Lawrence, meaning none of the trade goods on which the local economy had become
dependent on were available. They were willing to treat with the English.
For their part the English seem to
have learned a lesson. Instead of punitive expeditions aimed at annihilating the tribes, Amherst
promised a return of annual gifts
and more favorable trade policies. A local
peace was made. This pattern was
repeated over the wide contested areas.
Pontiac was never able to rally
the tribes for a second season
of coordinated warfare. Although some
fighting—including brutal raiding and counter raiding between the tribes and
frontier settlers and their militias along
the eastern frontier—continued, local peace took hold many places and Pontiac
himself signed a treaty at Fort Ontario in July of 1766. It was hardly
a surrender—no lands were ceded, no
prisoners returned, and no hostages were
taken, but it did end the conflict
with a broad acknowledgement of English
sovereignty.
News
from England of the Royal Proclamation of 1763 which drew a boundary line between the British colonies along the
seaboard, and Native American lands west of the creating a vast Indian
Reserve that stretched west to the Mississippi and from Florida to Quebec, undoubtedly appeased the tribes.
But it also infuriated the
American Colonies, particularly Pennsylvania and Virginia which had claims to land beyond the mountains and settlers
clamoring for new land.
The English rapprochement with the tribes was so successful that when the American
Revolution broke out, most sided
with the Red Coats and were recognized as irregular native troops in bloody
frontier warfare. The Americans, for
their part, had been so hostile and
punitive that few tribes allied
with them.
Back at Michilimackinac, the English
came to the conclusion that the old
fort was indefensible, especially
after George Rogers Clark successfully
captured their western outposts at Kaskaskia,
Cahokia, and Vincennes during the Revolution. In 1781 they began the
construction of a new, modern limestone
fortification on nearby Mackinac
Island. Once the walls were up, the buildings of Ft.

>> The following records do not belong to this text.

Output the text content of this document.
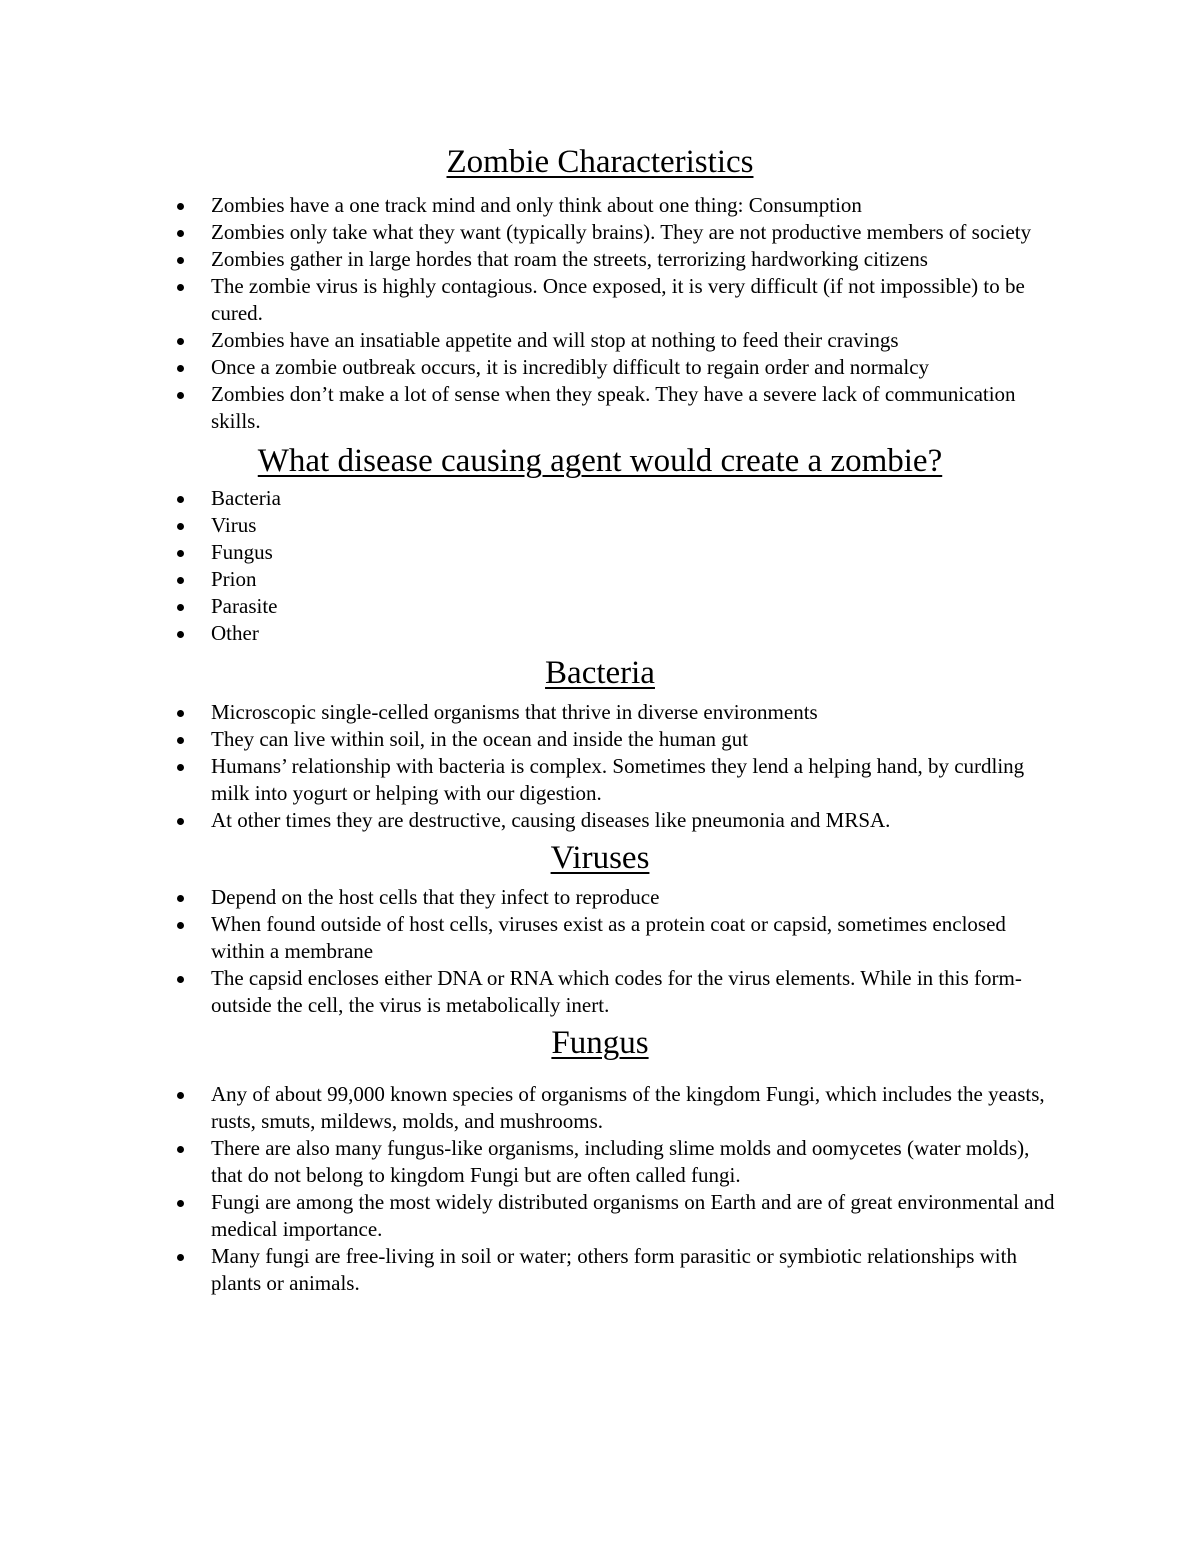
Zombie Characteristics
Zombies have a one track mind and only think about one thing: Consumption
Zombies only take what they want (typically brains). They are not productive members of society
Zombies gather in large hordes that roam the streets, terrorizing hardworking citizens
The zombie virus is highly contagious. Once exposed, it is very difficult (if not impossible) to be cured.
Zombies have an insatiable appetite and will stop at nothing to feed their cravings
Once a zombie outbreak occurs, it is incredibly difficult to regain order and normalcy
Zombies don’t make a lot of sense when they speak. They have a severe lack of communication skills.
What disease causing agent would create a zombie?
Bacteria
Virus
Fungus
Prion
Parasite
Other
Bacteria
Microscopic single-celled organisms that thrive in diverse environments
They can live within soil, in the ocean and inside the human gut
Humans’ relationship with bacteria is complex. Sometimes they lend a helping hand, by curdling milk into yogurt or helping with our digestion.
At other times they are destructive, causing diseases like pneumonia and MRSA.
Viruses
Depend on the host cells that they infect to reproduce
When found outside of host cells, viruses exist as a protein coat or capsid, sometimes enclosed within a membrane
The capsid encloses either DNA or RNA which codes for the virus elements. While in this form-outside the cell, the virus is metabolically inert.
Fungus
Any of about 99,000 known species of organisms of the kingdom Fungi, which includes the yeasts, rusts, smuts, mildews, molds, and mushrooms.
There are also many fungus-like organisms, including slime molds and oomycetes (water molds), that do not belong to kingdom Fungi but are often called fungi.
Fungi are among the most widely distributed organisms on Earth and are of great environmental and medical importance.
Many fungi are free-living in soil or water; others form parasitic or symbiotic relationships with plants or animals.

Michilimackinac were dismantled one
by one and rebuilt on the island. When
the transfer was complete, the palisades of the old fort were burned.

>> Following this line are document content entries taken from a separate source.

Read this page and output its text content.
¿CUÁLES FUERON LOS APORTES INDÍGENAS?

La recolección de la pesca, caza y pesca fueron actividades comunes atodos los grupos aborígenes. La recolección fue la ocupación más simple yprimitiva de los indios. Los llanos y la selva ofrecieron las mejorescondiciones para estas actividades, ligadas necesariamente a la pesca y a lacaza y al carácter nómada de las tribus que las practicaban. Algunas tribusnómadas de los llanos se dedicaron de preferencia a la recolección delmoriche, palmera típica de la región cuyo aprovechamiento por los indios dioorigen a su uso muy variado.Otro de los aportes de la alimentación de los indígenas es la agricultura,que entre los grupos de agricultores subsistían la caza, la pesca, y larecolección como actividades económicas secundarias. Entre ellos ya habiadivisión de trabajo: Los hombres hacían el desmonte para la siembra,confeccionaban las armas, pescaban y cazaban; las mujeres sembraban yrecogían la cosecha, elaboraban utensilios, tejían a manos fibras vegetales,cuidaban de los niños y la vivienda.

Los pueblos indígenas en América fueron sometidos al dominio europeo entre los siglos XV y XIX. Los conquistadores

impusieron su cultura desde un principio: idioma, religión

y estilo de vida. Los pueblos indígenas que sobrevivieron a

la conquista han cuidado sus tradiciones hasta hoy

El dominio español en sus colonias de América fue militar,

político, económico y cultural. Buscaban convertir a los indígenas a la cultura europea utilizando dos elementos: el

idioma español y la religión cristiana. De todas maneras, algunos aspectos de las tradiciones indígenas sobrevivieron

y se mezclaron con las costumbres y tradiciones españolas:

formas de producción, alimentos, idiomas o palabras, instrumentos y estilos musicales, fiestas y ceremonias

The English were supposed to surrender the fort to the newly independent United States by the Treaty
of Paris in 1783. But the English
were loath to surrender such an
important strategic .location and a still quite profitable trading post. The Americans were not able to take possession until 1798,
In the war of 1812 the English were
able to retake the fort without firing a shot from the small
American garrison there. An American
attempt to retake the fort in 1814 failed
and it remained in enemy hands
for the duration of the war. It was returned to American hands in 1815.
Today a recreation of Ft.
Michilimackinac stands in Colonial Michilimackinac
State Park in Mackinaw City. It is considered one of the most accurate of such recreations, although
it features only one palisade, not the double
palisades of the old French fort.
Across the water Fort Mackinac is
well preserved as part of Mackinac
Island State Park and is the site of regular
historic reenactments. Both are major tourist attractions.